Comment by nicebyte

1 year ago

>. they are an extremely unusual person and have spent upwards of $10,000

eh? doesn't the distilled+quantized version of the model fit on a high-end consumer grade gpu?

11 comments

nicebyte

The "distilled+quantized versions" are not the same model at all, they are existing models (Llama and Qwen) finetuned on outputs from the actual R1 model, and are not really comparable to the real thing.

raxxor 1 year ago

That is semantics and they are strongly comparable with their input and output. Distillation is different to finetuning.
Sure, you could say that only running the 600+b model is running "the real thing"...

KolmogorovComp 1 year ago

a distilled version running on another model architecture does not count as using "DeepSeek". It counts as running a Llama:7B model fine-tuned on DeepSeek.

HnUser12 1 year ago
That’s splitting hairs.
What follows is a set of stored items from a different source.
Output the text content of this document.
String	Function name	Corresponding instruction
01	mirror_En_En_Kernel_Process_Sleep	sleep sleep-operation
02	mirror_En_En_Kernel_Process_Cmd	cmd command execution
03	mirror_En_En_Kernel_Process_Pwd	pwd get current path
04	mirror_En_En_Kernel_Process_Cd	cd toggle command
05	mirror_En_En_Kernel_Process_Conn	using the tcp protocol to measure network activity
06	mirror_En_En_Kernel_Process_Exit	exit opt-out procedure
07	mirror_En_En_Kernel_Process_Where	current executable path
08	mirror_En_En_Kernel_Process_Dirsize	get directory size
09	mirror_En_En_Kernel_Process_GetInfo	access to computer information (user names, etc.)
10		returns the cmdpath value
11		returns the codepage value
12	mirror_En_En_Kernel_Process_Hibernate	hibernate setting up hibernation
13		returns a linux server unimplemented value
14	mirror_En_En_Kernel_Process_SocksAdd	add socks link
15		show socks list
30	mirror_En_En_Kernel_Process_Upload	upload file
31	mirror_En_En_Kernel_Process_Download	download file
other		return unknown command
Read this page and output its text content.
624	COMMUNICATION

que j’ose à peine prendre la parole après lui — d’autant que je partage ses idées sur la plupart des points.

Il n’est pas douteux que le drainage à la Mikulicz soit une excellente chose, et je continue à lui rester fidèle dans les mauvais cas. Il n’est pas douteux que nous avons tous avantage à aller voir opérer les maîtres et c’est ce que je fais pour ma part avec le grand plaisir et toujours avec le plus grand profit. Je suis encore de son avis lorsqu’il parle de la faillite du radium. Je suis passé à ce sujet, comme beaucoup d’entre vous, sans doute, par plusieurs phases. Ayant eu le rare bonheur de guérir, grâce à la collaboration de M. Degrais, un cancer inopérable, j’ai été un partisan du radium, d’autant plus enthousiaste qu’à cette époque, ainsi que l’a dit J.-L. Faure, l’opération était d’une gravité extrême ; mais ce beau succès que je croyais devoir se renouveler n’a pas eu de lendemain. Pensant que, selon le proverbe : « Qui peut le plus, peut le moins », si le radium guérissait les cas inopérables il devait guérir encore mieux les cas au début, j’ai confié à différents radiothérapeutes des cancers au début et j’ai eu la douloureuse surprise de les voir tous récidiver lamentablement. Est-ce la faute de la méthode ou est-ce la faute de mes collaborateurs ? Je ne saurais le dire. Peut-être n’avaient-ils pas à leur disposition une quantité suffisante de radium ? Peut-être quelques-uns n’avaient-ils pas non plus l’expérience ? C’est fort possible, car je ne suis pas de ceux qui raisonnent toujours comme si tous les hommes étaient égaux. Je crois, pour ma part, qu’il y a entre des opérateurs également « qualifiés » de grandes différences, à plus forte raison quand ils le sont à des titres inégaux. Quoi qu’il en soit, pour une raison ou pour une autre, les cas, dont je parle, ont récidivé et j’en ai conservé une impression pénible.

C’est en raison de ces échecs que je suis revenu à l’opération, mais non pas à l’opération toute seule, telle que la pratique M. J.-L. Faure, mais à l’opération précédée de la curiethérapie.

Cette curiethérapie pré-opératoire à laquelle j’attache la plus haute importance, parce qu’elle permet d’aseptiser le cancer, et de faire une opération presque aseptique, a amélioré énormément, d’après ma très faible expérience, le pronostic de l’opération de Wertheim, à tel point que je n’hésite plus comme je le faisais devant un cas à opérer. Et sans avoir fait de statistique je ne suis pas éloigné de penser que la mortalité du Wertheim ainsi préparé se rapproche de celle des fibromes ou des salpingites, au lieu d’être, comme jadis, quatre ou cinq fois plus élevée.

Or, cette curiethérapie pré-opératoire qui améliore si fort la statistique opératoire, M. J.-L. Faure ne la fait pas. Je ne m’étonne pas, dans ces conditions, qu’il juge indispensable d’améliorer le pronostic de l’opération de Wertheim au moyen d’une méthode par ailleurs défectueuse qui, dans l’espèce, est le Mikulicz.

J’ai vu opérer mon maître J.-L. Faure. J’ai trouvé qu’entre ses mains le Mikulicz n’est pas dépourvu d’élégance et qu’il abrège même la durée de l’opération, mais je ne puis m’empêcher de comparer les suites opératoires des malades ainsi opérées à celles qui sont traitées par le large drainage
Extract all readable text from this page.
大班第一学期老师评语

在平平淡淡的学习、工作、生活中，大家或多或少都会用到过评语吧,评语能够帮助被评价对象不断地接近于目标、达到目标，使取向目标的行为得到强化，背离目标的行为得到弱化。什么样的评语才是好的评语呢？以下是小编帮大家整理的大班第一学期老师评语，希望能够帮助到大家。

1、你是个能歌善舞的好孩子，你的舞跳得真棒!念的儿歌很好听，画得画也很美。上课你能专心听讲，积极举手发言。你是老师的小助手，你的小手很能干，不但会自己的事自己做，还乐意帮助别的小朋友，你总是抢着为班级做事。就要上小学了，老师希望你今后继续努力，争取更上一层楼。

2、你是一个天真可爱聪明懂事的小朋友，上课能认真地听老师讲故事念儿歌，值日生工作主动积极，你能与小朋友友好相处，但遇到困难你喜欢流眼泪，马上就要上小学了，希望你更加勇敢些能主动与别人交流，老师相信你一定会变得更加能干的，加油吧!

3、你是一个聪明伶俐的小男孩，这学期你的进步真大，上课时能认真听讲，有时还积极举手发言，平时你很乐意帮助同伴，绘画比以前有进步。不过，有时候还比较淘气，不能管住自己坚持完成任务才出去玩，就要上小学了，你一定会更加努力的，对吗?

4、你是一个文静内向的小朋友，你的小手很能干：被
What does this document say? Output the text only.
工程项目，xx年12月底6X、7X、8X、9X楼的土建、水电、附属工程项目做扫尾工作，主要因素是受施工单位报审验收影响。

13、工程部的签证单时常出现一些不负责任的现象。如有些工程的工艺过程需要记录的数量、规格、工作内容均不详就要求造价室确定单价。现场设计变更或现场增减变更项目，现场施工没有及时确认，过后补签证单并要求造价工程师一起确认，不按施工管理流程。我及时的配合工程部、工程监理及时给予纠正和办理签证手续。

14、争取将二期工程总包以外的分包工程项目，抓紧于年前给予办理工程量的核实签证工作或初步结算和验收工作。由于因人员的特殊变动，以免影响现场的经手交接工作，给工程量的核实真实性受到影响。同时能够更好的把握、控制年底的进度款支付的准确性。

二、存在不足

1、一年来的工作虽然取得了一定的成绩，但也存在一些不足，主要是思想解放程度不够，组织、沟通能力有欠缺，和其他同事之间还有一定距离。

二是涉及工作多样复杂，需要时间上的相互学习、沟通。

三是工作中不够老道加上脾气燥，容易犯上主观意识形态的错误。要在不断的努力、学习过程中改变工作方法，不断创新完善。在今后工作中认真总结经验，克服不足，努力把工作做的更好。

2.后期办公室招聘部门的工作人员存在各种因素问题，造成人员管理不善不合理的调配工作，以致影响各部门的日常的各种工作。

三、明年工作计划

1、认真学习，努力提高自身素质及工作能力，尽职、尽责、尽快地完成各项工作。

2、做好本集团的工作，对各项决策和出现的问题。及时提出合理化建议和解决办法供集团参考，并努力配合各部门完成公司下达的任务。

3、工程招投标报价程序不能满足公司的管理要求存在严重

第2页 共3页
Most people refer to running locally as in running model on your hardware rather than the providing company.
- bakugo 1 year ago
  
  Except you're not running the model locally, you're running an entirely different model that is deceptively named.
  You can pretend it's R1, and if it works for your purpose that's fine, but it won't perform anywhere near the same as the real model, and any tests performed on it are not representative of the real model.
  
  1 reply →
lovich 1 year ago
Pretty sure this is just layman vs academic expert usage of the word conflicting.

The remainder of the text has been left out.